I know what you’re probably thinking: I’ve got Civilization IV and I’m reviewing a game released back in 1995. Sometimes you gotta go back in time to appreciate the present and look forward to the future.
For those unfamiliar with The Civilization Games, you are the leader of a civilization and are charged with leading your chosen Civ to victory. Although Sid Meier was inspired by the Sim City Games, The game does not go on forever, nor do it run in real time like The SimCity Games do. Each subsequent Civilization Game and their expansions (I through VI as well as the spinoff games released between them) have their own set of rules. For the purposes of this review I’ll only talk about the mechanics of this one since I am going to review the other 4 Civilization games I own (IV, V and their expansions as well as Revolutions for the Nintendo DS and Xbox 360) in separate blogs.
As the box art says this game is based on the award-winning PC game. Ironcially, it would be 13 years before the consoles would get another: Revolutions. This game stands the test of time. I say that because I played through this game AFTER playing Civ IV. Like its sequels, you lead your chosen Civ in researching new technologies, building cities and interacting with opposing Civs. Like its PC counterpart, maintaining a decient-sized military is important. In my last playthrough pirates and guerillas showed up even late in the game. Diplomats (Spies in later games) can’t be used defensively so you’ll want to make sure to stack lots of military units on cities to prevent rioting and prevent enemy diplomats from stealing your city from you.
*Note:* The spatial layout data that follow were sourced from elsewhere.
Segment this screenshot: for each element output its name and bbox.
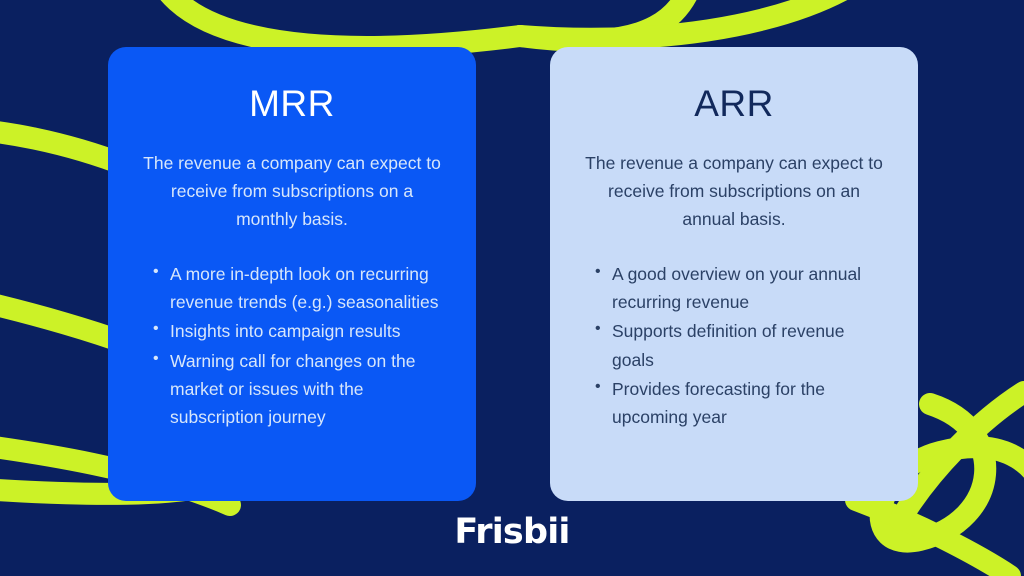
list-item: A more in-depth look on recurring revenu… — [170, 260, 444, 317]
card-mrr-title: MRR — [134, 84, 450, 125]
frisbii-logo: Frisbii — [454, 512, 569, 552]
card-arr-description: The revenue a company can expect to rece… — [576, 149, 892, 234]
list-item: Supports definition of revenue goals — [612, 317, 886, 374]
slide-canvas: MRR The revenue a company can expect to … — [0, 0, 1024, 576]
list-item: Insights into campaign results — [170, 317, 444, 345]
list-item: Provides forecasting for the upcoming ye… — [612, 375, 886, 432]
card-arr-title: ARR — [576, 84, 892, 125]
card-arr[interactable]: ARR The revenue a company can expect to … — [550, 47, 918, 501]
card-mrr-bullet-list: A more in-depth look on recurring revenu… — [134, 260, 450, 432]
comparison-cards: MRR The revenue a company can expect to … — [0, 0, 1024, 576]
list-item: A good overview on your annual recurring… — [612, 260, 886, 317]
card-arr-bullet-list: A good overview on your annual recurring… — [576, 260, 892, 432]
list-item: Warning call for changes on the market o… — [170, 347, 444, 432]
card-mrr-description: The revenue a company can expect to rece… — [134, 149, 450, 234]
brand-footer: Frisbii — [0, 512, 1024, 552]
card-mrr[interactable]: MRR The revenue a company can expect to … — [108, 47, 476, 501]
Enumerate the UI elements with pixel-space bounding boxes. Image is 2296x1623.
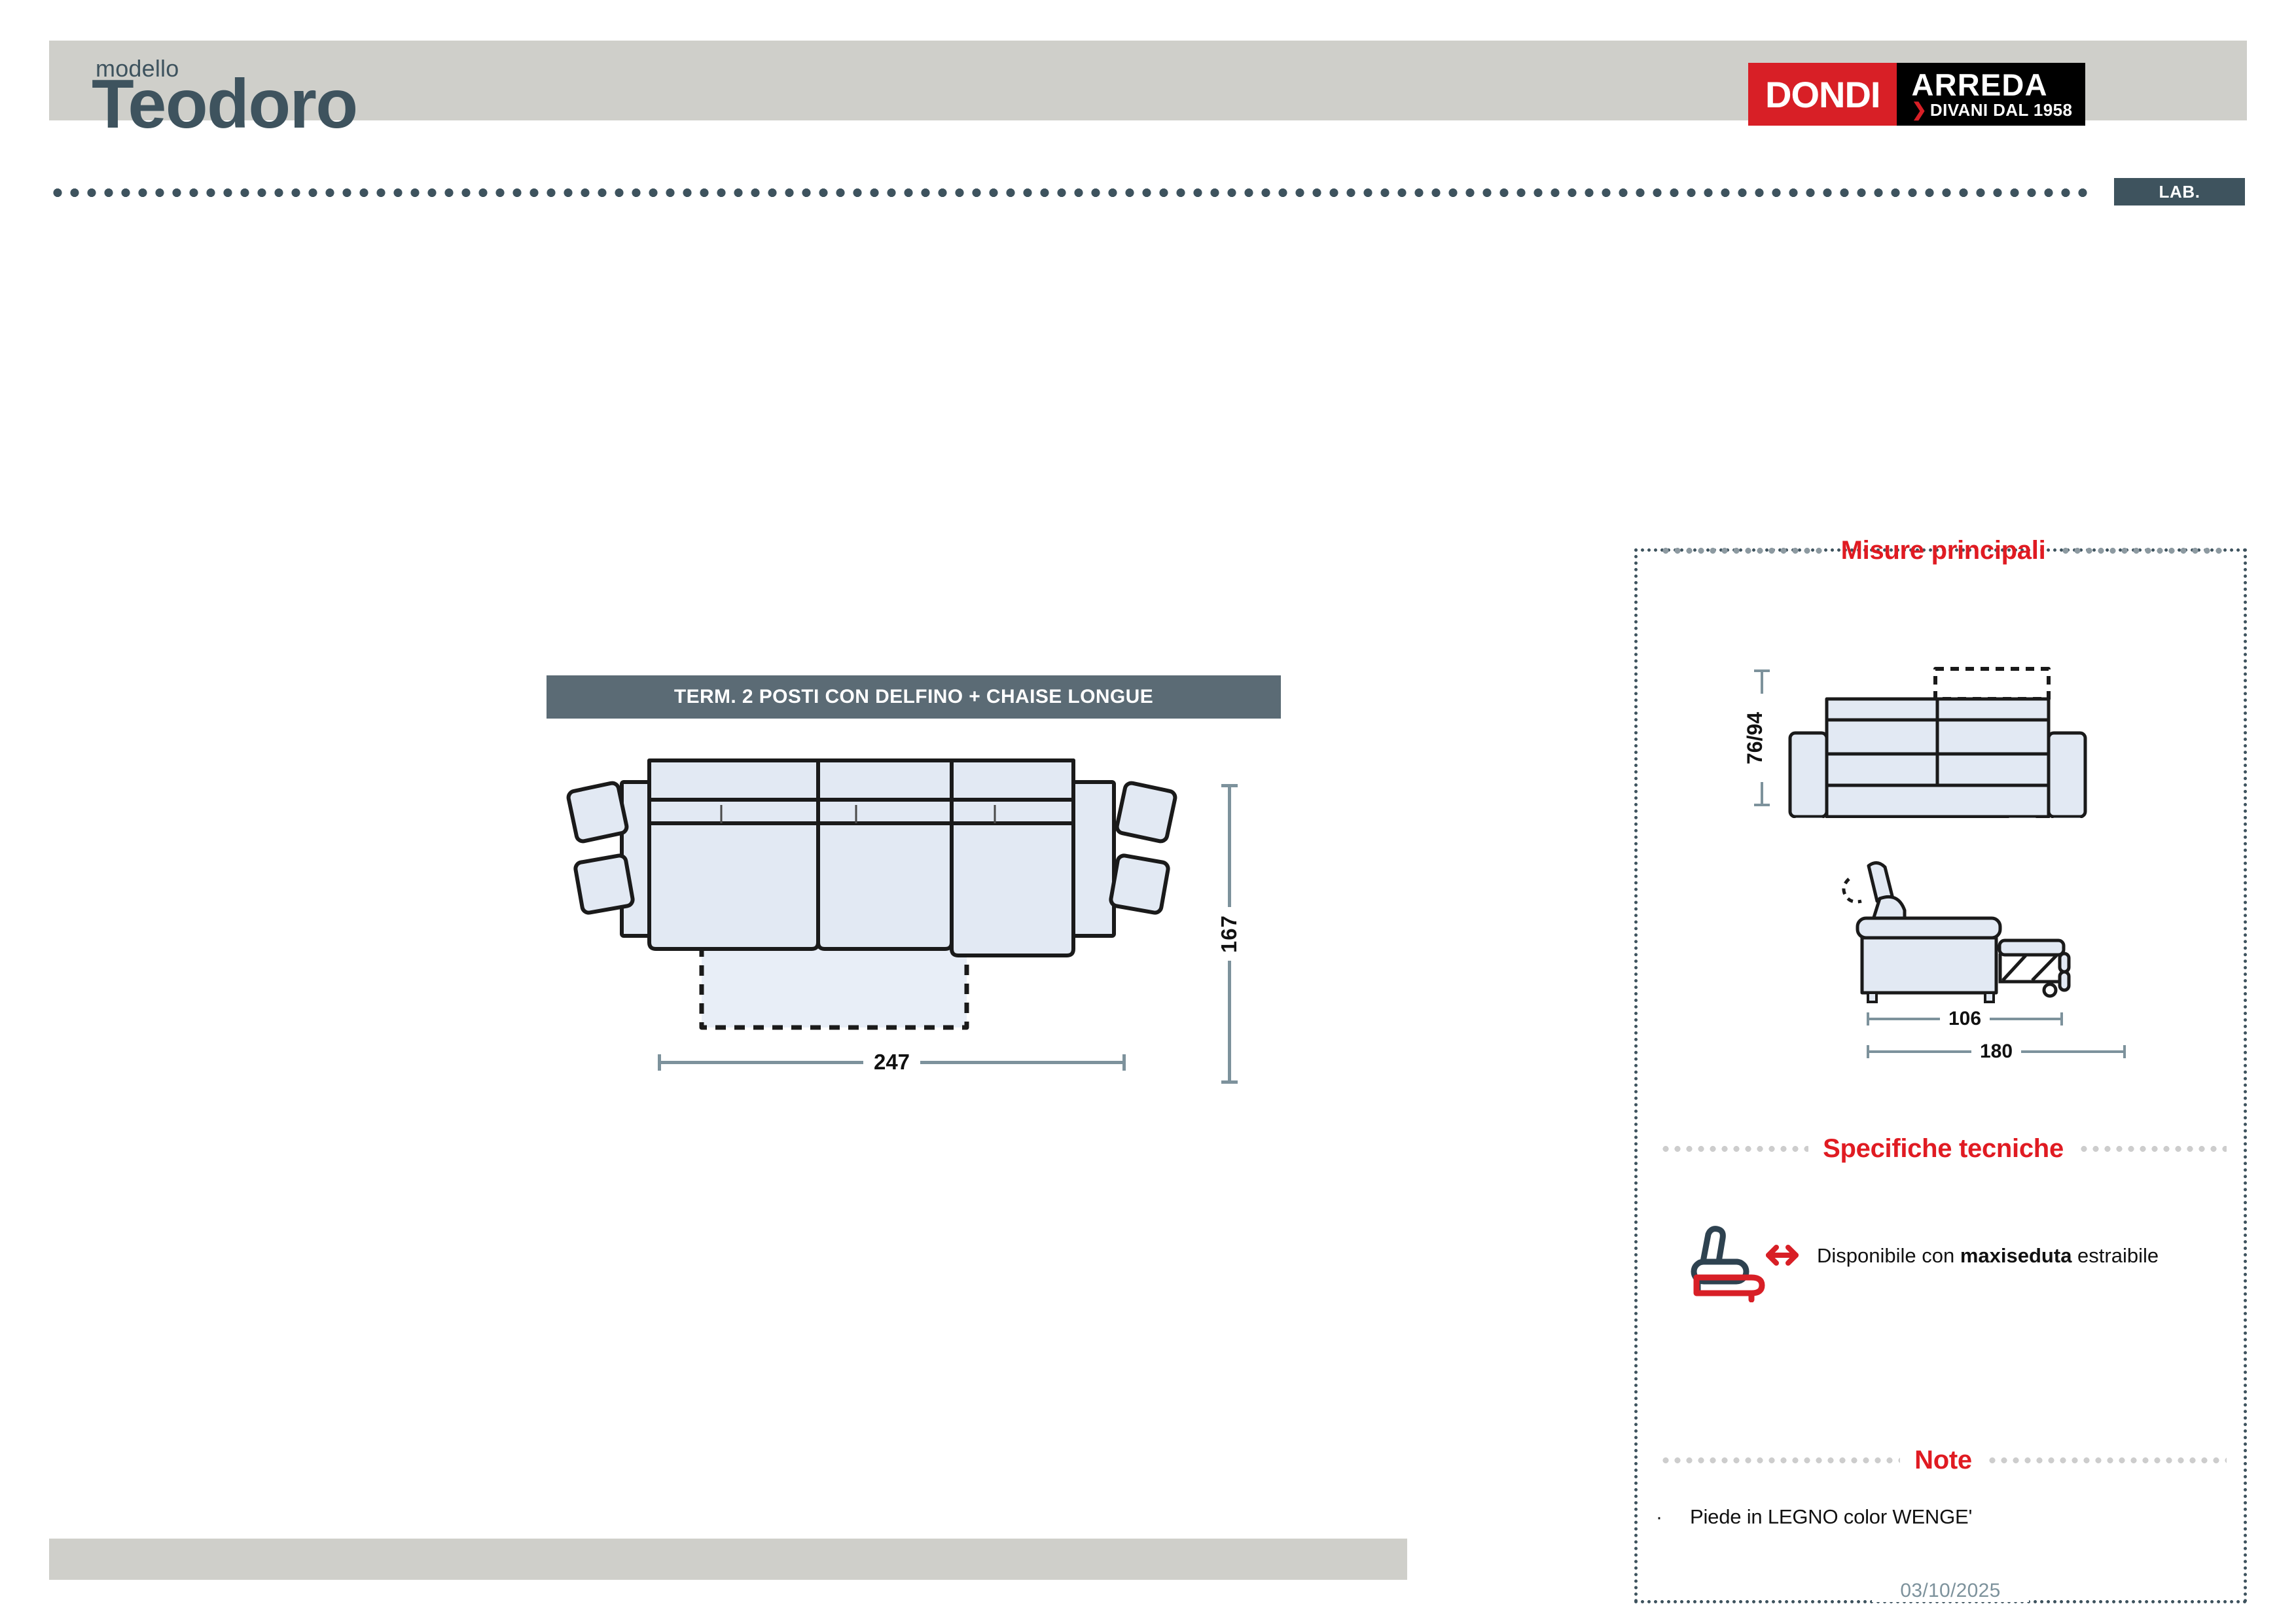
dimension-open-180: 180 xyxy=(1867,1044,2126,1060)
dimension-width-247: 247 xyxy=(658,1052,1126,1072)
brand-tagline-row: ❯ DIVANI DAL 1958 xyxy=(1911,101,2072,119)
lab-badge: LAB. xyxy=(2114,178,2245,205)
dimension-width-value: 247 xyxy=(863,1050,920,1075)
brand-tagline-text: DIVANI DAL 1958 xyxy=(1930,101,2072,118)
svg-text:76/94: 76/94 xyxy=(1743,712,1767,764)
bottom-gray-bar xyxy=(49,1539,1407,1580)
heading-specifiche-tecniche: Specifiche tecniche xyxy=(1660,1134,2227,1164)
variant-title-bar: TERM. 2 POSTI CON DELFINO + CHAISE LONGU… xyxy=(547,675,1281,719)
sofa-topview-drawing xyxy=(550,753,1309,1093)
date-stamp: 03/10/2025 xyxy=(1872,1580,2029,1602)
spec-text-bold: maxiseduta xyxy=(1960,1244,2072,1267)
brand-logo: DONDI ARREDA ❯ DIVANI DAL 1958 xyxy=(1748,63,2085,126)
dimension-106-value: 106 xyxy=(1940,1008,1990,1030)
dim-bar-bottom xyxy=(1228,961,1231,1080)
header-dotted-rule xyxy=(49,188,2091,197)
spec-row-maxiseduta: Disponibile con maxiseduta estraibile xyxy=(1689,1225,2212,1306)
heading-dots-right xyxy=(2060,548,2227,554)
heading-specifiche-text: Specifiche tecniche xyxy=(1823,1134,2064,1164)
spec-text: Disponibile con maxiseduta estraibile xyxy=(1817,1225,2159,1270)
dimension-180-value: 180 xyxy=(1971,1041,2021,1063)
dimension-depth-167: 167 xyxy=(1219,784,1240,1084)
heading-dots-right xyxy=(1986,1457,2227,1463)
spec-text-pre: Disponibile con xyxy=(1817,1244,1960,1267)
dimension-depth-value: 167 xyxy=(1217,907,1242,961)
dim-cap-right xyxy=(2123,1045,2126,1058)
heading-dots-right xyxy=(2078,1146,2227,1152)
sofa-extendable-seat-icon xyxy=(1689,1225,1800,1306)
dim-bar-right xyxy=(920,1061,1122,1064)
heading-dots-left xyxy=(1660,548,1827,554)
brand-right-block: ARREDA ❯ DIVANI DAL 1958 xyxy=(1897,63,2085,126)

There are four ways to win: Domination (Take all enemy Civs’ capitals), Cultural (Build the United Nations and win the election), Money (have enough Gold to build the World Bank) and Technological (launch a spaceship set to arrive on Alpha Centauri). The enemy AI can be crafty. The language used has you thinking they want to go to war with you every time they interact with you but they won’t if you have a decient-sized military and are technologically superior to them. Producing units and buildings is slow until you’ve build factories. Personally I held off building Wonders until then.
This was the first game I played (Civ Revolutions for the Xbox 360 being the second, ironically) in which the Enemy AI RNG Abuses (short for Random Number Generator) like crazy and wins almost every time. It’s especially demoralizing seeing your technologically superior Carrier with 3 Fighters get destroyed by a lowly enemy Galleon. Then again that’s part of the appeal to this game to keep you from getting too comfortable.
Overall, I give this game an 8 out of 10. By today’s standards it’s DATED. Even so time has been good to it. It’s easy to see in the games that followed on the PC how far the Civilization games have come.